Le Parlement en perpétuelle décomposition

En fait, le pouvoir fondamental présidant à notre système constitutionnel semi-parlementaire semble piétiner. Le Parlement concentre les incuries. D’ailleurs, les protagonistes s’y neutralisent dans une espèce de cercle vicieux. Cela s’est accentué avec la nouvelle législature initiée à l’issue des élections législatives de 2019.

En fait, trois phénomènes majeurs caractérisent ce Parlement. En premier lieu, ses résultats résultent d’un vote-sanction traduisant le mécontentement populaire. Aucun parti n’y a la majorité fut-elle relative. En effet, c’est une espèce d’archipel de petites minorités qui rivalisent les unes les autres. Elles passent le plus clair du temps à se tirer dans les pattes.

En deuxième lieu, dès sa première investiture, ce Parlement s’est caractérisé par des alliances et contre-alliances à l’opposé des lignes de clivage fondamentales de la campagne électorale. La plus spectaculaire alliance à ce propos est celle qui unit le mouvement Ennahdha et son pare-choc al-Karama au parti Qalb Tounes de Nabil Karoui. D’où, à la base, une propension à l’opportunisme à tout-va.

Tunisia’s presidential candidates Kais Saied (L), 61, an independent conservative academic and business tycoon Nabil Karoui (R), 56, attend a debate before the second round of the presidential elections on October 11, 2019 in Tunis. – The frontrunner in Tunisia’s presidential election runoff are head-to-head tonight against his rival in a rare and highly anticipated televised debate just two days ahead the vote. (Photo by Fethi Belaid / AFP) (Photo by FETHI BELAID/AFP )

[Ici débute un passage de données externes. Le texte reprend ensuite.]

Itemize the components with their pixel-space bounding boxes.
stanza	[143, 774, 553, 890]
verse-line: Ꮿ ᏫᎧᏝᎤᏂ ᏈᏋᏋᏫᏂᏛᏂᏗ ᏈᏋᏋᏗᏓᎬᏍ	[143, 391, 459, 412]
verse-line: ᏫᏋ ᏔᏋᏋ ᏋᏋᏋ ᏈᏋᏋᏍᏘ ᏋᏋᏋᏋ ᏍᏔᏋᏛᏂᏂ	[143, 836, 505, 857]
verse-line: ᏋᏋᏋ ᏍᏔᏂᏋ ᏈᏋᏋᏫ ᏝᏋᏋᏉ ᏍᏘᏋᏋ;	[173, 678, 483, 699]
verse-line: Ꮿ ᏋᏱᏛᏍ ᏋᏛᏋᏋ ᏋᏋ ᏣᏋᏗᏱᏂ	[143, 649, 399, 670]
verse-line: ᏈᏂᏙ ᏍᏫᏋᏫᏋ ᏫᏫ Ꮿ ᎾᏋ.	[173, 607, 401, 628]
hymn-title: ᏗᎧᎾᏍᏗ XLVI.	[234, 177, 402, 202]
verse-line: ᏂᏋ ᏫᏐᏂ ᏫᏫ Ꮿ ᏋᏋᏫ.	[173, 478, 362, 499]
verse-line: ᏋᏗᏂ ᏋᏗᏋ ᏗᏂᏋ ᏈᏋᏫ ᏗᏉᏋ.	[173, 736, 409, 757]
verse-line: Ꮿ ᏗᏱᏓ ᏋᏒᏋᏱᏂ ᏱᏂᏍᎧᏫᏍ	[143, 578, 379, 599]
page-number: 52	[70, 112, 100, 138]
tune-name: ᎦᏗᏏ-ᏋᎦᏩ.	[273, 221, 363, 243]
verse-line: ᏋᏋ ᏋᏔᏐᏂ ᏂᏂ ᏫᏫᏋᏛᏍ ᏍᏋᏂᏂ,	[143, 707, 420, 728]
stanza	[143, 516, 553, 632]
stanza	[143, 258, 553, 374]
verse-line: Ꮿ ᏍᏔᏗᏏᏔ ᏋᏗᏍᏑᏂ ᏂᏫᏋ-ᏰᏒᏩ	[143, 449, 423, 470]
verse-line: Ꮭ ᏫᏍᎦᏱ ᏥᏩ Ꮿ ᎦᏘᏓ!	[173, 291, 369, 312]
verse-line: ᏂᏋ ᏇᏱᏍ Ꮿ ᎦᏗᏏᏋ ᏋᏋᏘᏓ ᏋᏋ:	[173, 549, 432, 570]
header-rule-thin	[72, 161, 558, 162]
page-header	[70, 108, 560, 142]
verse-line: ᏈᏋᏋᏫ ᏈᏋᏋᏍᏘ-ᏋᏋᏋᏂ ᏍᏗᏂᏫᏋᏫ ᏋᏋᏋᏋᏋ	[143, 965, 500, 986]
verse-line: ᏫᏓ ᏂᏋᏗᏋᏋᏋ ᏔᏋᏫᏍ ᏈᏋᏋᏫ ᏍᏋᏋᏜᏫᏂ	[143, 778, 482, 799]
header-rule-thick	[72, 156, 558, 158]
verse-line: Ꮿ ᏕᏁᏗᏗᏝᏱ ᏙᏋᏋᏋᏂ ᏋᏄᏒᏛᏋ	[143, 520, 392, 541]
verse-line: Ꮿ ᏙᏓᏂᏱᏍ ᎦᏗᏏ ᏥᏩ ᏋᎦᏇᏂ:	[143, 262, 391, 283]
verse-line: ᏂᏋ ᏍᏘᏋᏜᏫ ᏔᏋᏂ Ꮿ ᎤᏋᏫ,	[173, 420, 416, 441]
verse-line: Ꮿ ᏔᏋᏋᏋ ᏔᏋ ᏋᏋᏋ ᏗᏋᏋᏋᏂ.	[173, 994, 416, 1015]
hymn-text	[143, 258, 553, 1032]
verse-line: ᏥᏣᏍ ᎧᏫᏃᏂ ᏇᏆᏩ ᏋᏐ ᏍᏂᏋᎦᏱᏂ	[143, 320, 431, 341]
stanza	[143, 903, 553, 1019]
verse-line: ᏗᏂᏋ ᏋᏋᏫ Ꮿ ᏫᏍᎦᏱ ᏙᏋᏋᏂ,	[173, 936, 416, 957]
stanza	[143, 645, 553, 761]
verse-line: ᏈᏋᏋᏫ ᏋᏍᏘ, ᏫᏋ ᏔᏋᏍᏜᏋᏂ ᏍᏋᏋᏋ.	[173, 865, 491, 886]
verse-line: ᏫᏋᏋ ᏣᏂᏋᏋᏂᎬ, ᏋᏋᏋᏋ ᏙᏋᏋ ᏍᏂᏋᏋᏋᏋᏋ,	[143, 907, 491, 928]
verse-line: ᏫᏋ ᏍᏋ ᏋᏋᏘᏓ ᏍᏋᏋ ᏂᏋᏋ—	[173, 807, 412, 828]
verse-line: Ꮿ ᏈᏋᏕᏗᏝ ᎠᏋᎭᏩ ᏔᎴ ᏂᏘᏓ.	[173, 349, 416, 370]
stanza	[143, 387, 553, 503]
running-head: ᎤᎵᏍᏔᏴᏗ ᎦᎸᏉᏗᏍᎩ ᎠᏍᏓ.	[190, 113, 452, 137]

Ghannouchi perdant sur tous les fronts

En troisième lieu, Rached Ghannouchi, en même temps président du mouvement Ennahdha, préside ce Parlement. Il était déjà en butte à des dissensions internes sérieuses au sein de son propre parti. Des questions de légitimité, de prépondérance de sa famille et financières y président. Pis, il s’est montré au fil des  jours incapable d’assumer la tâche de président consensuel de l’enceinte parlementaire. De sorte qu’il a fini par perdre la bataille à la fois au sein de son parti et au sein du Parlement. https://www.tunisienumerique.com/rached-ghannouchi-en-haut-de-la-liste-des-plus-grosses-fortunes-de-tunisie/

Le gouvernement sanctionné d’emblée

Par ailleurs, le gouvernement n’est guère en reste. En effet, il succède à l’issue de la faillite de deux gouvernements successifs en quatre mois. Le premier, ce lui de Habib Jomni, n’a même pas reçu l’aval parlementaire. Quant au gouvernement d’Elyès Fakhfakh, il a dû démissionner à cause de forts soupçons de corruption et de conflits d’intérêts dont il fut coupable.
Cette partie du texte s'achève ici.